The efficacy index was GMT values of neutralizing antibody measured by live virus neutralization test at 29, 35, and 36 days after last vaccination. The greater the GMT, the stronger the immunogenicity. The results of the meta-analysis of effectiveness indicator were as follows, and the random-effects model was used for analysis: When compared with the young group, the virus GMT values of the older group were lower (SMD = 1.40, 95% CI (0.79, 2.02), P<0.01), suggesting that young group had better immunogenicity and had more advantages in efficacy index (15, 17, 18) (Figure 2). However, due to the high heterogeneity (93%), sensitivity analysis found that the first study (15) had the lowest overlapping rate of confidence intervals, and the heterogeneity (0.0%) returned to normal after excluding the first study (15) (SMD = 1.71, 95% CI (1,52, 1.90), P<0.01) (Figure 3).

FIGURE 2

Figure 2 Meta-analysis of GMT between the experimental group (young adults) vs control group (older adults).

FIGURE 3

Figure 3 Meta-analysis of GMT between the experimental group (young adults) vs control group (older adults).

Safety Analysis

The safety indexes were local AEs and systemic AEs. Common local AEs included injection site pain, itching, redness, swelling, and rash. Common systemic AEs included fever, fatigue, nausea, headache, cough, diarrhea, and muscle pain (20, 21). The results of the meta-analysis of safety indicators were as follows, and the fixed effects model was used for analysis: We found that there was a higher incidence of local and systemic AEs in young people than in the elderly (OR = 1.10, 95% CI (1.08, 1.12), P<0.01; OR = 1.18, 95% CI (1.14, 1.22), P<0.01), the heterogeneity were within the required range, suggesting that COVID-19 vaccines had more advantages in safety index for the elderly (15–19) (Figures 4, 5).

FIGURE 4

Figure 4 Meta-analysis of local AEs between the experimental group (young adults) vs control group (older adults).

FIGURE 5

Figure 5 Meta-analysis of systemic AEs between the experimental group (young adults) vs control group (older adults).

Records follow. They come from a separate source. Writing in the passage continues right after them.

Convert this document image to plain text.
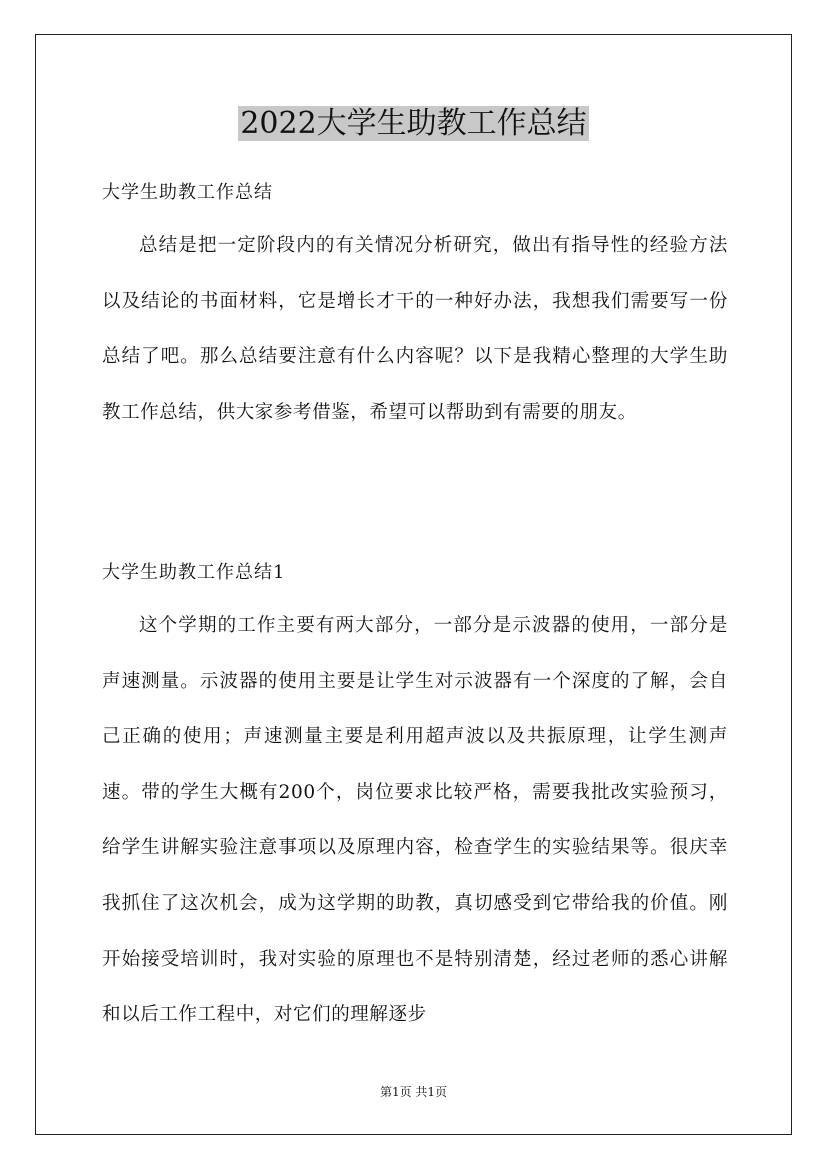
2022大学生助教工作总结
大学生助教工作总结

总结是把一定阶段内的有关情况分析研究，做出有指导性的经验方法以及结论的书面材料，它是增长才干的一种好办法，我想我们需要写一份总结了吧。那么总结要注意有什么内容呢？以下是我精心整理的大学生助教工作总结，供大家参考借鉴，希望可以帮助到有需要的朋友。

大学生助教工作总结1

这个学期的工作主要有两大部分，一部分是示波器的使用，一部分是声速测量。示波器的使用主要是让学生对示波器有一个深度的了解，会自己正确的使用；声速测量主要是利用超声波以及共振原理，让学生测声速。带的学生大概有200个，岗位要求比较严格，需要我批改实验预习，给学生讲解实验注意事项以及原理内容，检查学生的实验结果等。很庆幸我抓住了这次机会，成为这学期的助教，真切感受到它带给我的价值。刚开始接受培训时，我对实验的原理也不是特别清楚，经过老师的悉心讲解和以后工作工程中，对它们的理解逐步

第1页 共1页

Heterogeneity and Risk of Bias

The fixed-effect model was used to analyze the efficacy and safety indicators, and the heterogeneity generally met the requirements after sensitivity analysis. Local AEs and systemic AEs were used as indicators (15–19) for publication bias analysis. Egger’s test was used for the calculation of publication bias analysis. The result of Egger’s test (P = 0.41 > 0.05) indicated that there was less possibility of publication bias. The RevMan 5.0 software was used to assess the methodological quality of individual studies based on the following aspects: random sequence generation, allocation concealment, blinding of participants and personnel, blinding of outcome and assessment, incomplete outcome data, selective reporting, and other bias. Each item was answered with a high, low, or unclear risk of bias, and disagreements were resolved through an open discussion or a third reviewer (Figure 6).

FIGURE 6

Figure 6 Summary chart of bias risk.

Discussion

COVID-19 is still prominent around the world. According to the current international epidemic situation, the epidemic will continue for a long time into the future (22). Even in countries where the epidemic is under control, the outbreak of COVID-19 is also likely to be more prevalent due to the introduction of new infectious sources at any time (8). Therefore, we must vaccinate more so that more people can gain immunity because vaccination is the most effective way to prevent and control COVID-19 at present (23). If there are spare vaccines left over in refrigerators and vials, all efforts should be made to inoculate them into the human body, so they can do their work (24). In this meta-analysis, five related literatures were included, which were SCB-2019, BBIBP-CorV, BNT162b1, BNT162b2, and Ad26.COV2.S. RCTs of the above five vaccines had a very comprehensive dose study (15–19), including single-dose and double-dose studies, low-dose and high-dose studies. Exploring the differences of effectiveness and safety of the above five vaccines in different age groups (young and old) can help people correctly understand the advantages and disadvantages of vaccines for different age groups, and carry out vaccination with an objective and scientific attitude, which has good practical significance.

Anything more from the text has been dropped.